Published: Thu 8 Sep 2022, 7:21 AM

Last updated: Thu 8 Sep 2022, 10:55 AM

The man accused of trying to shoot Argentine Vice President Cristina Kirchner had planned the attack with his girlfriend, the judge in charge of the investigation said on Wednesday night, according to news reports.

The alleged shooter in the attack (at point blank range) last week, Fernando Sabag Montiel, and his girlfriend, Brenda Uliarte — both of whom are in custody — are accused of trying to assassinate Kirchner "with planning and prior agreement", Judge Maria Eugenia Capuchetti said in an indictment of the two, according to the Telam news agency.


Kirchner, the 69-year-old former president and current Vice President, survived the assassination attempt as she mingled with supporters outside her home last Thursday night, when a gun brandished by Sabag Montiel failed to fire.

He was taken into custody on the spot, and a video of the incident quickly spread online.


The charges seen by the media on Wednesday are preliminary and can still be modified, but they mark the first official charge that the attack on Kirchner was premeditated.

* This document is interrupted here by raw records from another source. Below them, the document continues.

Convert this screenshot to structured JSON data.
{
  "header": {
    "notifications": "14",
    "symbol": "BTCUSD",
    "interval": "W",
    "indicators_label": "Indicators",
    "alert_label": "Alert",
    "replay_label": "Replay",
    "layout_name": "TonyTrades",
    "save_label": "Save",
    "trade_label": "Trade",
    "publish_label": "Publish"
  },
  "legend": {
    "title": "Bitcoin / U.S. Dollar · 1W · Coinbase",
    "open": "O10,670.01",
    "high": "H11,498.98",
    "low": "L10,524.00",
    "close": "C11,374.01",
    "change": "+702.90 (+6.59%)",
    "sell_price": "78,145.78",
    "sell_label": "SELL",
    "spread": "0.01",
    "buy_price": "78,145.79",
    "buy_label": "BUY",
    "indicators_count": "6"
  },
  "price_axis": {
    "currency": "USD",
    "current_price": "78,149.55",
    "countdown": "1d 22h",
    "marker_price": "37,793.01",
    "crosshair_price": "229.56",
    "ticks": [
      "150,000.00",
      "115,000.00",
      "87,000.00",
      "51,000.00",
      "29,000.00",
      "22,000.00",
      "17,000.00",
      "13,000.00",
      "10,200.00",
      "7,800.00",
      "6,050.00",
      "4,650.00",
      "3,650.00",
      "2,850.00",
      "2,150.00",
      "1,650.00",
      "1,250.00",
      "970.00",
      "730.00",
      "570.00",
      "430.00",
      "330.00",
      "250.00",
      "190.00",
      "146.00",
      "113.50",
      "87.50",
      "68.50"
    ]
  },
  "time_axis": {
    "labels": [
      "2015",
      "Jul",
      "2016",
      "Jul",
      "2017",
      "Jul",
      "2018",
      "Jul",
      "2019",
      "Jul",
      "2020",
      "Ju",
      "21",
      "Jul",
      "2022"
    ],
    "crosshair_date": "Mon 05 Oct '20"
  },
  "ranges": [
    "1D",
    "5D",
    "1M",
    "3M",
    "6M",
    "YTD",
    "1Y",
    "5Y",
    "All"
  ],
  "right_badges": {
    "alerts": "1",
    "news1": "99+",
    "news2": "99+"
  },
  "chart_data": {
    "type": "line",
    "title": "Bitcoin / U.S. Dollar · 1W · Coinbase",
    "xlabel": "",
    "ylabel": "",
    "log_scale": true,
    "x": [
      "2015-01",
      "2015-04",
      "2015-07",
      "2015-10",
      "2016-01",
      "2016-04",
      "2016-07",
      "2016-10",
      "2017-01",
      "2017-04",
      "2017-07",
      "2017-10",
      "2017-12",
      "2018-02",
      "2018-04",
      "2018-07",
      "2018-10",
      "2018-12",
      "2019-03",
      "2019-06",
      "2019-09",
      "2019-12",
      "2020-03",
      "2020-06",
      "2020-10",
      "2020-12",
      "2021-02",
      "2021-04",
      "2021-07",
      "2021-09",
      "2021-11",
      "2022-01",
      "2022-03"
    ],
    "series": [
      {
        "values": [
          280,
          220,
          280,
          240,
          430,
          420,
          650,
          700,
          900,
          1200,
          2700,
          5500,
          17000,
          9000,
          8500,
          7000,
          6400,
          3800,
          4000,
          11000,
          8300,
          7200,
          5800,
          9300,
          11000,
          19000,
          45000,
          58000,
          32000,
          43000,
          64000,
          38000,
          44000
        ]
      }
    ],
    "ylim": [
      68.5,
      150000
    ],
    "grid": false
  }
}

Tens of thousands of Argentines took to the streets after the shooting attempt.

Sabag Montiel, 35, a Brazilian national who has been living in Argentina since his youth, has not told investigators what his motivations were.

In photos on his Instagram account, he appears to bear numerous tattoos. Some — like one of a black sun and another resembling the Iron Cross — are associated with Nazi symbolism, though no signs of radicalisation have so far been proven.

Ulliarte, his 23-year-old companion, was arrested in a Buenos Aires train station on Sunday night.

Following the attack, she said in television interviews that she had not seen Sabag Montiel for two days, but analysis of video surveillance images has since shown that they were both at the scene of the attack that evening, according to judicial sources cited by the media.

The indictment of Wednesday night, according to reports, says that Uliarte "was present in the vicinity of the place where they arrived together, and it was determined that they were in possession of the seized firearm with its ammunition, from an earlier date; at least since August 5".

The Argentine Vice President, who is currently on trial for corruption and accused of accepting bribes in her Patagonian stronghold, was greeting supporters outside her Buenos Aires home when Sabag Montiel, standing amid the crowd, pointed a gun directly at her head.

For reasons yet unknown, the weapon did not go off, despite being loaded and the trigger being pulled.

Messages of support for Kirchner and condemnation of the attack have poured in from the Pope, the UN, the United States, and Latin American leaders.

Sabag Montiel has previously been arrested on March 17, 2021, for carrying a knife, but the case was later closed.